I am trying to run a pandas merge on multiple files and trying to ignore the file not found error, but there is no output after running the code.
import pandas as pd
try:
df_t = pd.read_csv('C:\\...\\aa_kk.CSV',dtype=str)
df_u = pd.read_csv('C:\\....\\bb_jj.CSV',dtype=str)
df_t_e = pd.DataFrame(df_t,columns=['CO','MD','PS','PE','PO'])
df_u_e = pd.DataFrame(df_u,columns=['CO','MD','PS','PE','PO'])
merge_tu = [df_t_e,df_u_e]
result_tu = pd.concat(merge_tu)
print(result_tu)
except Exception:
print('not found')
I am expecting the data from df_u
to be printed since there is no file exist for df_t
. But, nothing is printed after the execution except the "not found".
CodePudding user response:
This is not how we merge dataframes in python.
The correct way is using DataFrame.merge(). Here's an example:
import pandas as pd
df1 = pd.DataFrame({'df1name': ['foo', 'bar', 'baz', 'foo'], 'value': [1, 2, 3, 5]})
df2 = pd.DataFrame({'df2name': ['foo', 'bar', 'baz', 'foo'], 'value': [5, 6, 7, 8]})

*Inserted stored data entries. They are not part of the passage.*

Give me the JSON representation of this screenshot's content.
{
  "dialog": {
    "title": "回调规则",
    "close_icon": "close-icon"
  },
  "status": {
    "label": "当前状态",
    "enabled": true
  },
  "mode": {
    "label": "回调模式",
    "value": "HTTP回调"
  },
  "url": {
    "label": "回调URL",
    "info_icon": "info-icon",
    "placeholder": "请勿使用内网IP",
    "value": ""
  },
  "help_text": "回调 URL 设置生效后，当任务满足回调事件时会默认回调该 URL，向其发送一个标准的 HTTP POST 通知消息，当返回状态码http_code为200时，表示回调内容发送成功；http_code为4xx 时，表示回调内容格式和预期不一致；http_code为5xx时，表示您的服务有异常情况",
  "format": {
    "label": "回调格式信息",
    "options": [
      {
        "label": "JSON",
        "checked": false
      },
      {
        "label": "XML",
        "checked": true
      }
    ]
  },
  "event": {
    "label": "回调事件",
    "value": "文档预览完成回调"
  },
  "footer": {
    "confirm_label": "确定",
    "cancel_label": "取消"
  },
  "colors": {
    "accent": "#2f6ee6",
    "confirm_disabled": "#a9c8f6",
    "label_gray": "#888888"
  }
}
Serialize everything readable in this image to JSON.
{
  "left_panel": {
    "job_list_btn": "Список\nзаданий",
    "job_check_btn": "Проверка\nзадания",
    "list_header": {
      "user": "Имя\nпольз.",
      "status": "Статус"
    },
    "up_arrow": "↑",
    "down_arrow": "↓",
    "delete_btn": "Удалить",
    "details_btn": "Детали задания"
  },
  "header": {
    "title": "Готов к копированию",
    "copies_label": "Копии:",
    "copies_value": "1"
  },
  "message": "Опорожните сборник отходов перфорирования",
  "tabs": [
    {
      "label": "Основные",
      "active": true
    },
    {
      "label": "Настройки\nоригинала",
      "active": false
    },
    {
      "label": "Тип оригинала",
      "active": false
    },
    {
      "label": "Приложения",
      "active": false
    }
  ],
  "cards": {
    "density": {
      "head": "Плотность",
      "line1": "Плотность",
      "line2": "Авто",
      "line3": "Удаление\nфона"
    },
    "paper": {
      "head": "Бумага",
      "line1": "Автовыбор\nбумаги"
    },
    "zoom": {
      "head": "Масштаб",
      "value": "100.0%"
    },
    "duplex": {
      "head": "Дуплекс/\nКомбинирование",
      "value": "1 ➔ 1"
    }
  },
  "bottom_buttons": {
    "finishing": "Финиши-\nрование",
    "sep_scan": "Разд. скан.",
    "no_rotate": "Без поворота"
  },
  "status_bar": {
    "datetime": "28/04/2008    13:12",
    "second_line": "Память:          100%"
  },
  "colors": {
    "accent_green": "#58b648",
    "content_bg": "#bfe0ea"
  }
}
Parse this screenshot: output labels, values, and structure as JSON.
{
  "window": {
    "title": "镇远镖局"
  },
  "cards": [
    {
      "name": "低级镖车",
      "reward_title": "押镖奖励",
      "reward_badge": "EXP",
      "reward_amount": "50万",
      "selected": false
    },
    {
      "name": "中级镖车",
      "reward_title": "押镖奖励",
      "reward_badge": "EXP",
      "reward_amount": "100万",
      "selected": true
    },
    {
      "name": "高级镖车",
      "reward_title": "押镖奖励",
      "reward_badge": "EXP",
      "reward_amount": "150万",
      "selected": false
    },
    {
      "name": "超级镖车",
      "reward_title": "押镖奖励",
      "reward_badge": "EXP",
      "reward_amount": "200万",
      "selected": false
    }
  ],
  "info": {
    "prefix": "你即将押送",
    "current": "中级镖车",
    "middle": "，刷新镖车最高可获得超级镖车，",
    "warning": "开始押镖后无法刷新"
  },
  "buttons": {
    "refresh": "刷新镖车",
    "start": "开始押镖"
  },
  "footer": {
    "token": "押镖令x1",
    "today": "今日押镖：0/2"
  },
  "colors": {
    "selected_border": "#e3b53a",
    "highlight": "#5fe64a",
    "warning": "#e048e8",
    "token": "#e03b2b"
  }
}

df1.merge(df2, left_on='df1name', right_on='df2name')
BUT in your case, the pd.read_csv
is inside the try and because the file not exists, an exception occurs and the message "not found" is printed.
CodePudding user response:
From a list of files, create a list of DataFrames. When there's an error, it simply won't be added to the list. At the end, concat them together.
files = ['C:\\...\\aa_kk.CSV', 'C:\\....\\bb_jj.CSV']
dfs = []
for file in files:
try:
df = pd.read_csv(file, dtype=str, names=['CO','MD','PS','PE','PO'])
dfs.append(df)
except FileNotFoundError:
print(f'{file} not found')
df = pd.concat(dfs)